Using knowledge bases with Langflow

Knowledge bases created through Pipeline Designer are accessible from the Langflow-based Gen AI builder. The Langflow KB component connects to AIDB knowledge bases using the same aidb.retrieve_key() and aidb.retrieve_text() functions that power the Pipeline Designer query tool.

To use a Pipeline Designer knowledge base in Langflow:

  1. Create and populate a knowledge base through Pipeline Designer as described above.

  2. In Langflow, add a KB component to your flow.

  3. Configure the component with the database connection details and the knowledge base name.

  4. The component queries the knowledge base for semantically similar content based on the flow's input.

Langflow database identity

Langflow components that connect to Postgres use the database credentials configured within the flow, not a system-managed role. The Postgres role used by a Langflow flow determines which knowledge bases and tables it can access through standard Postgres privilege rules. If the configured role does not have SELECT access to the knowledge base's underlying vector table, queries will fail with a permission error. Granting the Langflow role inheritance from visual_pipeline_user (for example, GRANT visual_pipeline_user TO langflow_role) provides access to all VPU-owned objects.

Troubleshooting

No embeddings after pipeline runs

If the source record count is positive but the embedding count remains zero:

  1. Check the pipeline status for errors. "Has Errors" or "Failed" status indicates processing problems.

  2. Verify that the embedding model is reachable from the pipeline's cluster. Hybrid Manager (HM)-hosted and HM-proxied models are only reachable from primary-location clusters. If the pipeline runs on a secondary location or self-managed cluster, those models will fail. See Executing pipelines: How models reach pipeline steps.

  3. If using an HM-hosted model on the primary location, confirm the KServe InferenceService is healthy.

  4. Check that the source data column contains valid content for the configured pipeline steps.

  5. Review the AIDB error log for detailed error messages. Connect to the database and run SELECT * FROM aidb.get_error_logs('your_pipeline_name');.

Unprocessed count not decreasing

If the unprocessed count remains static:

  1. Verify the processing mode isn't On Demand. If On Demand, trigger a manual run or switch to Background or Live.
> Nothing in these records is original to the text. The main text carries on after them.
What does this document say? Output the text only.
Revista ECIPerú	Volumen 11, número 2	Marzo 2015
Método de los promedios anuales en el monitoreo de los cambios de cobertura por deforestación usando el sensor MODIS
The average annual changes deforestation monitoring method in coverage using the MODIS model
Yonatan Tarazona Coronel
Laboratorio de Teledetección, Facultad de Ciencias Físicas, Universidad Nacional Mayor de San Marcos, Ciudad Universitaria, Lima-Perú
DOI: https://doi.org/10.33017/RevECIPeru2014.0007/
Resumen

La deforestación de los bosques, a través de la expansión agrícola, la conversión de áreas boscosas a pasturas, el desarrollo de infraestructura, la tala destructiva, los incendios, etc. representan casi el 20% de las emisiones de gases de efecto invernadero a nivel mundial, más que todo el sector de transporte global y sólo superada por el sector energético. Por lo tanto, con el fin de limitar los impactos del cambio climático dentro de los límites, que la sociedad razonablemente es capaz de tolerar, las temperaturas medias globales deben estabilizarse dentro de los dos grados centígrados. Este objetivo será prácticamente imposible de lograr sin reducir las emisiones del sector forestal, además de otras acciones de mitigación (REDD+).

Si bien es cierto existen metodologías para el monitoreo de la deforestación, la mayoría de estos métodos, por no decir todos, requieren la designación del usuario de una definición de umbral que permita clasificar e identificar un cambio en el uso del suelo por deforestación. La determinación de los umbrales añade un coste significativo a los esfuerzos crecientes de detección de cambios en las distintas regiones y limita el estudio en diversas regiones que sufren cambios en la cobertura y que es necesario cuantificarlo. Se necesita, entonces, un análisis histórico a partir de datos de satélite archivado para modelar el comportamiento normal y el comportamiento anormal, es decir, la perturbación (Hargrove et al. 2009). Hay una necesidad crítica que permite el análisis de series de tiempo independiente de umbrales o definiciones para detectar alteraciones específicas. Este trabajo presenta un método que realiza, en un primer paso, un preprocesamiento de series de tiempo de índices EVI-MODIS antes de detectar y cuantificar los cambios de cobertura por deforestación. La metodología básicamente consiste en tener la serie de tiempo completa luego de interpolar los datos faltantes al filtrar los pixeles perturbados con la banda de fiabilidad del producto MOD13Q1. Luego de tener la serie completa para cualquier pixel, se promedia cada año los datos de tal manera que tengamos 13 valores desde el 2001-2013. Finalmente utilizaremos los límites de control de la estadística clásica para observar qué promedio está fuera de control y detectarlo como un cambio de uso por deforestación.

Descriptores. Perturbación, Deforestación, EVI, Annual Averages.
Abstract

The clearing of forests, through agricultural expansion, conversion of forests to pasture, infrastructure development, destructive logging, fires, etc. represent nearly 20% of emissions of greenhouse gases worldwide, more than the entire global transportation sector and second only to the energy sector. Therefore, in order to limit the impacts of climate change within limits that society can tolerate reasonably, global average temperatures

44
  2. For Background mode, confirm the sync interval has elapsed since the last data change.

  3. Check for pipeline-blocking errors that halt processing entirely.

Poor retrieval quality

If test queries return irrelevant results:

  1. Review your chunking strategy. Chunks that are too large or too small produce suboptimal embeddings.

  2. Consider a different embedding model. Some models perform better on specific content types.

  3. Verify that the source data is clean and relevant. HTML tags, boilerplate text, or corrupt content degrade embedding quality. Consider adding a ParseHTML step before chunking.